Du néant, il en a pour sa peine,
car il croit pour de vrai et en estime
avoir enfin pris la forteresse.
C'est ce qu'il pense, c'est ce qu'il croit.
Il en est épuisé et repus.

D'un seul coup je vous ai tout dit,
puisqu'il n'en eut jamais d'autre jouissance.
Ainsi devra-t-il s'agiter
pour le reste de ses jours...


Références

Chrétien de Troyes, Cligès, édition bilingue, publication, traduction, présentation et notes par Laurence Harf-Lancner, Paris, Champion (coll. « Champion classiques »), 2006, p. 240 et 242.

Traduction de G. Laflèche.

Édition originale

      Huit manuscrits et quatre fragments. La copie de Guiot de la BNF (FF 794) fait autorité.

Éditions critiques

La première édition critique des oeuvres de Chrestien de Troyes est de W. Foerster, Halle, Niemeyer, à partir de 1884.

Chrétien de Troyes, Cligès, édition d'Alexandre Micha, Paris, Champion (coll. « Les classiques français du Moyen Âge », no 84), 1957, xxxi-256 p.

——, « Cligès », OEuvres complètes, direction de D. Poiron, éd. P. Walzer, Paris, Gallimard (coll. « Bibliothèque de la pléiade »), 1994.

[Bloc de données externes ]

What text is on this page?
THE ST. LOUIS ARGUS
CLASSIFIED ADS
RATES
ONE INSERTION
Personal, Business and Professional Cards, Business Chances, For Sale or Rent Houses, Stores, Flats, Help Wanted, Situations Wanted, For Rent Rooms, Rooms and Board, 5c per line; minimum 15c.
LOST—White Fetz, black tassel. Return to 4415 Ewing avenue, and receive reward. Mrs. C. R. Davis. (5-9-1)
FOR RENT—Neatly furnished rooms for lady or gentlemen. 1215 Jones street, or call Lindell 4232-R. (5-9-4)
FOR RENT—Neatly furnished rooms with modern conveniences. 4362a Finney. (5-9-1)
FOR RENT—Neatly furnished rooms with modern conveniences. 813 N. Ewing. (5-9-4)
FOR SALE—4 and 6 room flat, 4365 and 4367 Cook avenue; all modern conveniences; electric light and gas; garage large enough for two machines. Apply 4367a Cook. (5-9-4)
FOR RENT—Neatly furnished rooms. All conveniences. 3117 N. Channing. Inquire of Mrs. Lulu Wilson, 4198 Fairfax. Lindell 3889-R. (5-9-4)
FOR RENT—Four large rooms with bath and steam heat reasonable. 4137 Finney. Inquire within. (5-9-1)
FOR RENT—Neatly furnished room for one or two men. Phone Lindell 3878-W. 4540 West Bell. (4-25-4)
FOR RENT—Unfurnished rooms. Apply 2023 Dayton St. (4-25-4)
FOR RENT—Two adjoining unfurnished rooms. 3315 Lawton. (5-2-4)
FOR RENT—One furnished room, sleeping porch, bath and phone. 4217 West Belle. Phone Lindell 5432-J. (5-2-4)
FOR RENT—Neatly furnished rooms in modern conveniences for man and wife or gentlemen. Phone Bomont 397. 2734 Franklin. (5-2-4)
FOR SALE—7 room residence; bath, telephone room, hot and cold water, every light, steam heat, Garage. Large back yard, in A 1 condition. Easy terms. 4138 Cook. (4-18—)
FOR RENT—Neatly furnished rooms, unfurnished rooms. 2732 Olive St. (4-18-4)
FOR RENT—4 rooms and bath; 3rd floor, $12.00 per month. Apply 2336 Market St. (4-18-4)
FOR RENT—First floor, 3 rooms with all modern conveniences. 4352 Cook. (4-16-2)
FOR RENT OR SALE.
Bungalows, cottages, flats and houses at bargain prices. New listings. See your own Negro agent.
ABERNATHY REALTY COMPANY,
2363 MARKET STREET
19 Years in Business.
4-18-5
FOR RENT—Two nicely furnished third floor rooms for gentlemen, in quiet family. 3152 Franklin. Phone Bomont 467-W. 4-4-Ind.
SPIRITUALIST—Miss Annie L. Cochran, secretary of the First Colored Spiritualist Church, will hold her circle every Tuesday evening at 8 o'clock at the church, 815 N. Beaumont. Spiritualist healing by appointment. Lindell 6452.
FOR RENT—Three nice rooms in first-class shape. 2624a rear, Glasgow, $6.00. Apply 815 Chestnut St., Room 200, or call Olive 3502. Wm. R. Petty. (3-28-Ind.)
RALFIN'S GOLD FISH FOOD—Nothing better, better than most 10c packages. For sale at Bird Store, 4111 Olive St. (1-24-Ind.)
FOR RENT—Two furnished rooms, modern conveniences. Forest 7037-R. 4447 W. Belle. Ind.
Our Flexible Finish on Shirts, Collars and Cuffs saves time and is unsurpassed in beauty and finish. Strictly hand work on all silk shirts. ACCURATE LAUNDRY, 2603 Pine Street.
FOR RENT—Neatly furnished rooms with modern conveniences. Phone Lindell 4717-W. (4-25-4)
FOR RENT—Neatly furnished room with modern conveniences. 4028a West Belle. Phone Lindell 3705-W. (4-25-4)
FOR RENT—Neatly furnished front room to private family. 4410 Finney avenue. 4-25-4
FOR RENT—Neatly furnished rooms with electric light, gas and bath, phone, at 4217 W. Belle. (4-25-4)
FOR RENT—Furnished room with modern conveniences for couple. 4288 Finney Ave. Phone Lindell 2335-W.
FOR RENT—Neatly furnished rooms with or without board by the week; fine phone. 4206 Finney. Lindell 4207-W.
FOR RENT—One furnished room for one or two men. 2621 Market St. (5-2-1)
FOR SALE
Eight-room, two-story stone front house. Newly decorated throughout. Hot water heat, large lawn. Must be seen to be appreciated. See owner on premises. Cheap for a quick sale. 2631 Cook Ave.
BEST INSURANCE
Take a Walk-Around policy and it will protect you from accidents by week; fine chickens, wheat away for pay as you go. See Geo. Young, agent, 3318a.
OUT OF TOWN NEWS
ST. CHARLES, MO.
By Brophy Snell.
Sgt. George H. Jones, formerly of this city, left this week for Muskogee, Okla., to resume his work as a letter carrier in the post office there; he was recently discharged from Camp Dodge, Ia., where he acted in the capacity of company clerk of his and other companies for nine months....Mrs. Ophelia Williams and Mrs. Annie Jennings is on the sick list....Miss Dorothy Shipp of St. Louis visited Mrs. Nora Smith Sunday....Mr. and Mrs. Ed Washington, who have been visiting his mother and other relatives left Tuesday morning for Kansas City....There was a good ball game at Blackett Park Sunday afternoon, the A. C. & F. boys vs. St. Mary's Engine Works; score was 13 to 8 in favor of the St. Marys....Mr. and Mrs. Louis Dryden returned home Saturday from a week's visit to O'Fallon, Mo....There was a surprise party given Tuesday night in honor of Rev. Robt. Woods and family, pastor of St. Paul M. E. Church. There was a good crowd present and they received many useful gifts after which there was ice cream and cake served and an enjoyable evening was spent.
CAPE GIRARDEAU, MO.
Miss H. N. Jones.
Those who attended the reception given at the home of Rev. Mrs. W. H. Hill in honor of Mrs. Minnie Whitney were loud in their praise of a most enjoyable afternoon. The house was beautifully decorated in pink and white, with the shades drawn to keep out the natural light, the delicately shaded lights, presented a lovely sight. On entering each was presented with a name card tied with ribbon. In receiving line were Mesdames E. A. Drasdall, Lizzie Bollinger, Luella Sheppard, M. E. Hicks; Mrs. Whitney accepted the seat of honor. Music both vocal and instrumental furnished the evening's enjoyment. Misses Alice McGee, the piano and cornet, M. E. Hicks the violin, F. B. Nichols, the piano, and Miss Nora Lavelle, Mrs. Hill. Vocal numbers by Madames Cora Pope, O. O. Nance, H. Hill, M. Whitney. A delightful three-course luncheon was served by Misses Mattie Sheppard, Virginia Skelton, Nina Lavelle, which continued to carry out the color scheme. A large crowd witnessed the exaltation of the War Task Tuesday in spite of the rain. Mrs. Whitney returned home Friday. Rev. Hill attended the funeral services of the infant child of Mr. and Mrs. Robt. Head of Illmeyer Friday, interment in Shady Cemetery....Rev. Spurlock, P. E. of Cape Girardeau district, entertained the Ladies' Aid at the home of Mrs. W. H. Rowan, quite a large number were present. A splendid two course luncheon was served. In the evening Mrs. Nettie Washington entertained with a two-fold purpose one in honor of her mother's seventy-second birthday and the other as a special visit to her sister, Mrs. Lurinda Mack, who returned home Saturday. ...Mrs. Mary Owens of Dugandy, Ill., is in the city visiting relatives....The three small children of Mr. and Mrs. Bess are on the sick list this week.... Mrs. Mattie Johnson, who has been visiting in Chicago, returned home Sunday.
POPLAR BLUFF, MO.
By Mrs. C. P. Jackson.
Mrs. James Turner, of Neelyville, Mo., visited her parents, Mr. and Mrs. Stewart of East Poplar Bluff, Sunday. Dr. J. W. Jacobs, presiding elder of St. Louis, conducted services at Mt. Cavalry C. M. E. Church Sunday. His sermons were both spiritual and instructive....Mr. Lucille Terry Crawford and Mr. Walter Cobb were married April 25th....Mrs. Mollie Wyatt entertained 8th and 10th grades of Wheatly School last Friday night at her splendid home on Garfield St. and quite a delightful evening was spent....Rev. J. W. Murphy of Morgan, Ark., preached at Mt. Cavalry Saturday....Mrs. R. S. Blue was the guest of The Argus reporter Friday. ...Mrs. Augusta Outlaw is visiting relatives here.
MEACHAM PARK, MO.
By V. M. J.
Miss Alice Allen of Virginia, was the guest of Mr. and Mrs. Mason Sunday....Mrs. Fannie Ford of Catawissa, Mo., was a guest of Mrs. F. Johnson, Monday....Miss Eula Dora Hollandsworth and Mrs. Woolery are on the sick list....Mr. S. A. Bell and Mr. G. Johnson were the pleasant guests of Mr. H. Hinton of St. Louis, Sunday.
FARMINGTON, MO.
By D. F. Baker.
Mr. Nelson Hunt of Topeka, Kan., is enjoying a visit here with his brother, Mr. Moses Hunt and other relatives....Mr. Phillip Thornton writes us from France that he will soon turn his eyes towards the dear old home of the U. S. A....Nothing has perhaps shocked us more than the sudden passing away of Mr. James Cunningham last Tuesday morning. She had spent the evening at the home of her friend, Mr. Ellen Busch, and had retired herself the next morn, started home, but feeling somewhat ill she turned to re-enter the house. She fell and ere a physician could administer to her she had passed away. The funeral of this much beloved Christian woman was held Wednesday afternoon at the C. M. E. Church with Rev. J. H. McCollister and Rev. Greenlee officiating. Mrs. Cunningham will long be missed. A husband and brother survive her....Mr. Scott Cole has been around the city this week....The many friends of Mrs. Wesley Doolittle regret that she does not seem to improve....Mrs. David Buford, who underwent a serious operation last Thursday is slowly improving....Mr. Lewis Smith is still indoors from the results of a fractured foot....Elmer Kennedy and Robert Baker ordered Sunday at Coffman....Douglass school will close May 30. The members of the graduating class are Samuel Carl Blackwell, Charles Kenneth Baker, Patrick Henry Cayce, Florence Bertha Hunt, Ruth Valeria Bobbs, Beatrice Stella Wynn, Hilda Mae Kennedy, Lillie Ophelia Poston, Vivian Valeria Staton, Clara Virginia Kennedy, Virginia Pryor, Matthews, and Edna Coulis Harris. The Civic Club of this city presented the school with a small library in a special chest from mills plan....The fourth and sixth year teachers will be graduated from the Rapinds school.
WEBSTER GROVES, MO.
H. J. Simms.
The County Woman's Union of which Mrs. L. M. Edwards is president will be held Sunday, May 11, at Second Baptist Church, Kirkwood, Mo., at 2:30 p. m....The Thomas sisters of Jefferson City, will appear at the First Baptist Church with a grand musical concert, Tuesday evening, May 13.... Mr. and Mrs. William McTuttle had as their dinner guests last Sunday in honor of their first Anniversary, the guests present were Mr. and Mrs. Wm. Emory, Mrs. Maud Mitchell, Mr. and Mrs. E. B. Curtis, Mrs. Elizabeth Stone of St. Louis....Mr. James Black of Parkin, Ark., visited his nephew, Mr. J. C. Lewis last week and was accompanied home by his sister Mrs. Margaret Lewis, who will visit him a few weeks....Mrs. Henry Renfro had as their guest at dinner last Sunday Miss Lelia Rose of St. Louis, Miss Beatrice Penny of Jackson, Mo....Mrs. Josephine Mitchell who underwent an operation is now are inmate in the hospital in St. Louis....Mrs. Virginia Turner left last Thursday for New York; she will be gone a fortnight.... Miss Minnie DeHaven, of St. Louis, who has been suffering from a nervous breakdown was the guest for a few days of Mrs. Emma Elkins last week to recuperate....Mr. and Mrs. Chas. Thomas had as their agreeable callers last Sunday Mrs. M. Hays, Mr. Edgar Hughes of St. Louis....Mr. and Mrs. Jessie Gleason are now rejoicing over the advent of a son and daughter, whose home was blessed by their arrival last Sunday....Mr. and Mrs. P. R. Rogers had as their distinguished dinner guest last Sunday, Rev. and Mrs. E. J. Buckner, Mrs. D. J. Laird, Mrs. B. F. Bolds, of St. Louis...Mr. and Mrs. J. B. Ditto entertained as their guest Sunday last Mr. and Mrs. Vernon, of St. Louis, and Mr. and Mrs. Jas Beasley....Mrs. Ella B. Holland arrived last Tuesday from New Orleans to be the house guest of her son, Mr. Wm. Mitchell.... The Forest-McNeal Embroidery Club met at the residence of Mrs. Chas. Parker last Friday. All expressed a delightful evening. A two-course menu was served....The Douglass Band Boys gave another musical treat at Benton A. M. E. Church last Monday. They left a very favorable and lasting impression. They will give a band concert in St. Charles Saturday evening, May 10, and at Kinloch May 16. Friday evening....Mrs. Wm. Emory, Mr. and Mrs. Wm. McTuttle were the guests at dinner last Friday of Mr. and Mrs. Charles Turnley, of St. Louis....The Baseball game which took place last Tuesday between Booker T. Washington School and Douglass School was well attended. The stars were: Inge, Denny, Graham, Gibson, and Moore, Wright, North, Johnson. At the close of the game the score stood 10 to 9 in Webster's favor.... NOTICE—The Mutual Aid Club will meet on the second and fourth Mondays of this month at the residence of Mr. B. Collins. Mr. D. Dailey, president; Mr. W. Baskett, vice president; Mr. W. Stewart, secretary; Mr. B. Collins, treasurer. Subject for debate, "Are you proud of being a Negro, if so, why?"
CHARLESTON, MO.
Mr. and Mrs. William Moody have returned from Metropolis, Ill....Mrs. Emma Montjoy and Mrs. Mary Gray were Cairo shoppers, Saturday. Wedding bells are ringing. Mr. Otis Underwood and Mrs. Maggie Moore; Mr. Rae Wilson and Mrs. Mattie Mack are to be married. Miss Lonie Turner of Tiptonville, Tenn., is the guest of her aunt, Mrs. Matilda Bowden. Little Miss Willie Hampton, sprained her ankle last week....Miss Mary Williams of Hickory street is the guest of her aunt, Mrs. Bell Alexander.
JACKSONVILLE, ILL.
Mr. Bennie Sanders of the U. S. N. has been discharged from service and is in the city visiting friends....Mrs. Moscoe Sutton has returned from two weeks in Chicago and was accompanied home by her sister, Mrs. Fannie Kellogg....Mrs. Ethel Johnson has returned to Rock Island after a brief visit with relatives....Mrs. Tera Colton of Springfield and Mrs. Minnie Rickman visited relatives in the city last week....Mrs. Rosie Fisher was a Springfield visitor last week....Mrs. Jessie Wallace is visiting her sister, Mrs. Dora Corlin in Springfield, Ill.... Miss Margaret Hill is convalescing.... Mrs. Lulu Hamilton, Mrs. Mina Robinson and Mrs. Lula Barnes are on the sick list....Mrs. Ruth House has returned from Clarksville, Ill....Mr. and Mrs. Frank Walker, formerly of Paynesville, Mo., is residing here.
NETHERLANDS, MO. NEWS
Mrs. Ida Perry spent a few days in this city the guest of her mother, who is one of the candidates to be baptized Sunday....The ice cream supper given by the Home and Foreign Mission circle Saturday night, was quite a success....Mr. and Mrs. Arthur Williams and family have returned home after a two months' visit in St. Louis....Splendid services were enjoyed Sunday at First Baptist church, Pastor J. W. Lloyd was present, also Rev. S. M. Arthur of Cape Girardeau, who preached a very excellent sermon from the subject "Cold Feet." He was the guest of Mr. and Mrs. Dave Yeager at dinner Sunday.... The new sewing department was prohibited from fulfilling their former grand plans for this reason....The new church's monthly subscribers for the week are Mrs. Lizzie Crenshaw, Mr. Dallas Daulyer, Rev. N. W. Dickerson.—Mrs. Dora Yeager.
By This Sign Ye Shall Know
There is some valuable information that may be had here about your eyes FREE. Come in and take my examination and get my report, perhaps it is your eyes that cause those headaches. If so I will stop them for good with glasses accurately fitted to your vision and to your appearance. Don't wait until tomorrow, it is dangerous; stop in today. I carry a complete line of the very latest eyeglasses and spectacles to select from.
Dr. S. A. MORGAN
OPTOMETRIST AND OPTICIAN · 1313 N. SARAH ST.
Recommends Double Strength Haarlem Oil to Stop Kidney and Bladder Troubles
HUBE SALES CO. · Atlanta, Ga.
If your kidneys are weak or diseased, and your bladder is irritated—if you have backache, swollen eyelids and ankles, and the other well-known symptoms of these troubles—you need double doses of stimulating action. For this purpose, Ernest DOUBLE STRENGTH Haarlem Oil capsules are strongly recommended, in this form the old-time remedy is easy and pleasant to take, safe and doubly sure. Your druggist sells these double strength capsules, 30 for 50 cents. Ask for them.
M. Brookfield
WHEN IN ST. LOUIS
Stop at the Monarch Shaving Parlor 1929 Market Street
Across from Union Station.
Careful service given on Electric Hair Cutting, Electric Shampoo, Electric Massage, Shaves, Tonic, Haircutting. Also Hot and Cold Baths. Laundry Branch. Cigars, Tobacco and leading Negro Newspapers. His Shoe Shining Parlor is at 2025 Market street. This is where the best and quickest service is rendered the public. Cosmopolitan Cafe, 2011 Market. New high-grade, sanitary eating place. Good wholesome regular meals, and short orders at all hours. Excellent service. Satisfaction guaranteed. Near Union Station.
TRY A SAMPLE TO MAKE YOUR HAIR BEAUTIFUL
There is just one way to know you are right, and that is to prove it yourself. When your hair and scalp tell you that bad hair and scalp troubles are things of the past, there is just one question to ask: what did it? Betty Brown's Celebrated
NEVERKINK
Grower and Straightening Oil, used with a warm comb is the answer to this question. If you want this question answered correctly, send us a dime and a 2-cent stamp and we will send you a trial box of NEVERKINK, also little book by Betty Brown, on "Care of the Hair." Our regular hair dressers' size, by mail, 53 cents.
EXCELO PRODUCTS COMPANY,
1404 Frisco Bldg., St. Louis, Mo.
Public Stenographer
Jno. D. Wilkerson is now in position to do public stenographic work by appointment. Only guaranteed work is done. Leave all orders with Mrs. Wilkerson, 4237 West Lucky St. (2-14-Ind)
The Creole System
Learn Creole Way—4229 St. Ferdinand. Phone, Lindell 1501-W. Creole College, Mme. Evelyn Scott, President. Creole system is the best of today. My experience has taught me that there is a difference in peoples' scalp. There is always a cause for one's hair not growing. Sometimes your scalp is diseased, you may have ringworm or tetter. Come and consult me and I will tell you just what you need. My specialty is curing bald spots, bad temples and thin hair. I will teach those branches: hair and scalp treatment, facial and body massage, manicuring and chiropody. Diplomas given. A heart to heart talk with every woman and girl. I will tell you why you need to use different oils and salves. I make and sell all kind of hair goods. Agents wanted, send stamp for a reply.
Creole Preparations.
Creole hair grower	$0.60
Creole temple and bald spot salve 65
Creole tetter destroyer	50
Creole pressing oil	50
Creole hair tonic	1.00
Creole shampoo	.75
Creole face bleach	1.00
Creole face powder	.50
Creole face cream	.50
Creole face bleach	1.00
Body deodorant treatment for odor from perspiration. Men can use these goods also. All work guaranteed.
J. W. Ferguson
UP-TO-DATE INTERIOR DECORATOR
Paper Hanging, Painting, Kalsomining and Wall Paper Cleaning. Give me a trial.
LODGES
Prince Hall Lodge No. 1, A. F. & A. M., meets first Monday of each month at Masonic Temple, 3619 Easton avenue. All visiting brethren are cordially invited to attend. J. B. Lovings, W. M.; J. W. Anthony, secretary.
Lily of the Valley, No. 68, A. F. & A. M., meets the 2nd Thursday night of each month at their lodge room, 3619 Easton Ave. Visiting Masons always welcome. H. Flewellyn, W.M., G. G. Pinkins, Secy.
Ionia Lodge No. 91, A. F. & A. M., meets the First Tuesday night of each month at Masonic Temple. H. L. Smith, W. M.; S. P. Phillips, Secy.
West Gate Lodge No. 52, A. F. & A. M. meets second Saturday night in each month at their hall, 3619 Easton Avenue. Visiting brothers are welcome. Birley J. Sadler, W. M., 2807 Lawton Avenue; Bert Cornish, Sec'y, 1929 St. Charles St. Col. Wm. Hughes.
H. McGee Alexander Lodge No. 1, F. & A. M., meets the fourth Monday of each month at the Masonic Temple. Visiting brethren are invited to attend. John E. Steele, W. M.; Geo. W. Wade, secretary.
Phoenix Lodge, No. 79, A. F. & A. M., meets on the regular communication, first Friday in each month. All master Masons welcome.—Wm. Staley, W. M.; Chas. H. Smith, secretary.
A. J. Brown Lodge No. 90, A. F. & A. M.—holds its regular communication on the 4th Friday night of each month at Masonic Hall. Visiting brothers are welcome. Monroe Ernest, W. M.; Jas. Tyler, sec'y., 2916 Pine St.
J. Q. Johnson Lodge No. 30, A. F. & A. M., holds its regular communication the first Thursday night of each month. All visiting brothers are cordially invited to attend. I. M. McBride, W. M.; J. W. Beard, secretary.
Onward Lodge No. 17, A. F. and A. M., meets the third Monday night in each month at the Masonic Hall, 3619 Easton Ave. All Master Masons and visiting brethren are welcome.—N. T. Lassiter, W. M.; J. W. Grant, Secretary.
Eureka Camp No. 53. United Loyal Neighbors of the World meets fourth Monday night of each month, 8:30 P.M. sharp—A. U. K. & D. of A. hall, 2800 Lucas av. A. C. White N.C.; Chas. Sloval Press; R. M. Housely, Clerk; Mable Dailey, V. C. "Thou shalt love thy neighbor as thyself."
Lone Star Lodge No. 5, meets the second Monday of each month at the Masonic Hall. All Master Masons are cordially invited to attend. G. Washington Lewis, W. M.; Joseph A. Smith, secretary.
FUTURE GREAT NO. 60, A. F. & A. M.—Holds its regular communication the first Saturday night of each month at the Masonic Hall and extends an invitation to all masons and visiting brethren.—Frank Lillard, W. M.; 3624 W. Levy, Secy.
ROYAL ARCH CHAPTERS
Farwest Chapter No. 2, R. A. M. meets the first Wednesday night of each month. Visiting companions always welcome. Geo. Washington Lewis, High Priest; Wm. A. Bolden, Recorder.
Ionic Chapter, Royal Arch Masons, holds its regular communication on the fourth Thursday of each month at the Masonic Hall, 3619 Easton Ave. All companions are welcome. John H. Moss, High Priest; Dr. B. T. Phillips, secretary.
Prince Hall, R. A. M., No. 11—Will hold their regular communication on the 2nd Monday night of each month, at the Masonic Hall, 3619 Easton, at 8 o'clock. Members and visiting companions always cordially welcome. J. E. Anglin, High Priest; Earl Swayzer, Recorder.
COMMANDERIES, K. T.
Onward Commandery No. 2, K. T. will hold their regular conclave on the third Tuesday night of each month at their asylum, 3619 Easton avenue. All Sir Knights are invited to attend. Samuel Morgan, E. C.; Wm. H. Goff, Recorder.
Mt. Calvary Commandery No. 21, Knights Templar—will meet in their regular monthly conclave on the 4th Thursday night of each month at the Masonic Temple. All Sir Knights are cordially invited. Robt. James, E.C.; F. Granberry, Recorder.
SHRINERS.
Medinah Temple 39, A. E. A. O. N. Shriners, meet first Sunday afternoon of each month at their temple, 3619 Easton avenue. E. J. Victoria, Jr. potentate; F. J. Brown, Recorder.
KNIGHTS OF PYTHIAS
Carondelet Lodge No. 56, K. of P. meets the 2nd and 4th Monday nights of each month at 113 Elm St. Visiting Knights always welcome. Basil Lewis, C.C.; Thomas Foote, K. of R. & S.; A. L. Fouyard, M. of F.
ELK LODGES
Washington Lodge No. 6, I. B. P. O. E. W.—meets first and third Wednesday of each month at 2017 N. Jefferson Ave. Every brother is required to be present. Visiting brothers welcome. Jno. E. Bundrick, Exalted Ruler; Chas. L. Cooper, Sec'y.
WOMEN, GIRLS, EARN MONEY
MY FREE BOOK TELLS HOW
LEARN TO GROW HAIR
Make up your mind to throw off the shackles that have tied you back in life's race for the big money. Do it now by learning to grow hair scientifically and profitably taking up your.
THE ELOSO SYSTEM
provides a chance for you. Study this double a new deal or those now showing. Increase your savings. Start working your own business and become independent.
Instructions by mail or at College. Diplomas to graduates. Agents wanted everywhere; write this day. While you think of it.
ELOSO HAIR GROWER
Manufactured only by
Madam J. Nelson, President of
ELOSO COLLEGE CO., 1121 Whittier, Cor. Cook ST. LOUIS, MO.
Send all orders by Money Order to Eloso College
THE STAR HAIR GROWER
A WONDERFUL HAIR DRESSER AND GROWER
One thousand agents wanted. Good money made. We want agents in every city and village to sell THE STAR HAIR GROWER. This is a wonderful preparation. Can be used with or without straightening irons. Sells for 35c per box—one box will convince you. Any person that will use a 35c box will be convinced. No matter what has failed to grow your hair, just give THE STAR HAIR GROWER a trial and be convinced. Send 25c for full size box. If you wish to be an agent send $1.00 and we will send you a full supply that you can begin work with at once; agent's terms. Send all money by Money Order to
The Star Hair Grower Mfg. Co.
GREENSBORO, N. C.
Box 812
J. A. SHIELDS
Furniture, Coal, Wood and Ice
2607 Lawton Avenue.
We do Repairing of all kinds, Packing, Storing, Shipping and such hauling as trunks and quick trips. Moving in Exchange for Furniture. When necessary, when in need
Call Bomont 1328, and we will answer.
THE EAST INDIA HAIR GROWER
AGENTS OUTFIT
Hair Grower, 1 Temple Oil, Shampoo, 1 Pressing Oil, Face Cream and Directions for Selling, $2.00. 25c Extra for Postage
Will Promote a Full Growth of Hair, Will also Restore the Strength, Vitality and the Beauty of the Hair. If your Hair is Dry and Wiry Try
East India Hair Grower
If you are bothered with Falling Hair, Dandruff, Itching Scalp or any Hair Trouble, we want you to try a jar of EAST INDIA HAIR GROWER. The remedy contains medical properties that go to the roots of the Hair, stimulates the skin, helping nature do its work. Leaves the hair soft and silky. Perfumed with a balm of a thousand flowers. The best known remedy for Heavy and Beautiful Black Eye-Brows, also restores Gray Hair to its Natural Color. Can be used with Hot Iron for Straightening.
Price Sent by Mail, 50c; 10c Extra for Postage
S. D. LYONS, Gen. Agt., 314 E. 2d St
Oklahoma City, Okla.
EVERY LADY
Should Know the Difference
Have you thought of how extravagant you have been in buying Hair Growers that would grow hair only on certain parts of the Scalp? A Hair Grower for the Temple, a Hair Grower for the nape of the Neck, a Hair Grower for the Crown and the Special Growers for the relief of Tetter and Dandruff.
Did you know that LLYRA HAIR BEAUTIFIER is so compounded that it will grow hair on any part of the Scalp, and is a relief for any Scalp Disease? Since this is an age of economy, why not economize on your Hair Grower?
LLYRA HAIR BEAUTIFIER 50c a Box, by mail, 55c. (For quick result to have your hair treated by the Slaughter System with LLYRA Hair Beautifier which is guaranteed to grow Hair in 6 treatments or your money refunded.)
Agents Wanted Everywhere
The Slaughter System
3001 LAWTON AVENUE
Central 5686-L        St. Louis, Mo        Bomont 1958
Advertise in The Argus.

——, Cligès, édition bilingue, publication, traduction, présentation et notes par Laurence Harf-Lancner, Paris, Champion (coll. « Champion classiques »), 2006, 463 p., p. 240 et 242.


Situation matérielle

      Le songe se trouve au centre du roman (vers 3332 et suiv. sur un total de 6769), mais cette situation est trompeuse. Il se situe plutôt vers le début de la seconde partie du roman, qui raconte les aventures de Cligès, après le récit de celles de son père, Alexandre.


Situation narrative

      Constantinople. Fénice, amoureuse de Cligès, doit par force épouser son oncle, l'empereur Alis (exactement comme Iseut, amoureuse de Tristan, épouse son oncle Marc). Sa nourrire, Thesala, prépare une potion qui fera en sorte, dès la nuit de noce, qu'Alis sera persuadé de posséder son épouse : mais ce ne sera qu'un songe, un « songe d'amour », de sorte que Fénice restera vierge, cette nuit-là et jusqu'à ce qu'elle puisse, bien plus tard, se faire passer pour morte et jouir des amours de son amant.


Bibliographie

Mireille Demaules, « Chrétien de Troyes ou l'épanchement du rêve dans la fiction », Speculum Medii AEvi, no 3, 1997, p. 21-37

——, « Chrétien de Troyes et la magie du songe », la Corne et l'ivoire : étude sur le récit de rêve dans la littérature romanesque des XIIe et XIIIe siècle, Paris, Champion (coll. « Nouvelle Bibliothèque du Moyen Âge », no 103), 2010, 707 p., p. 182-202.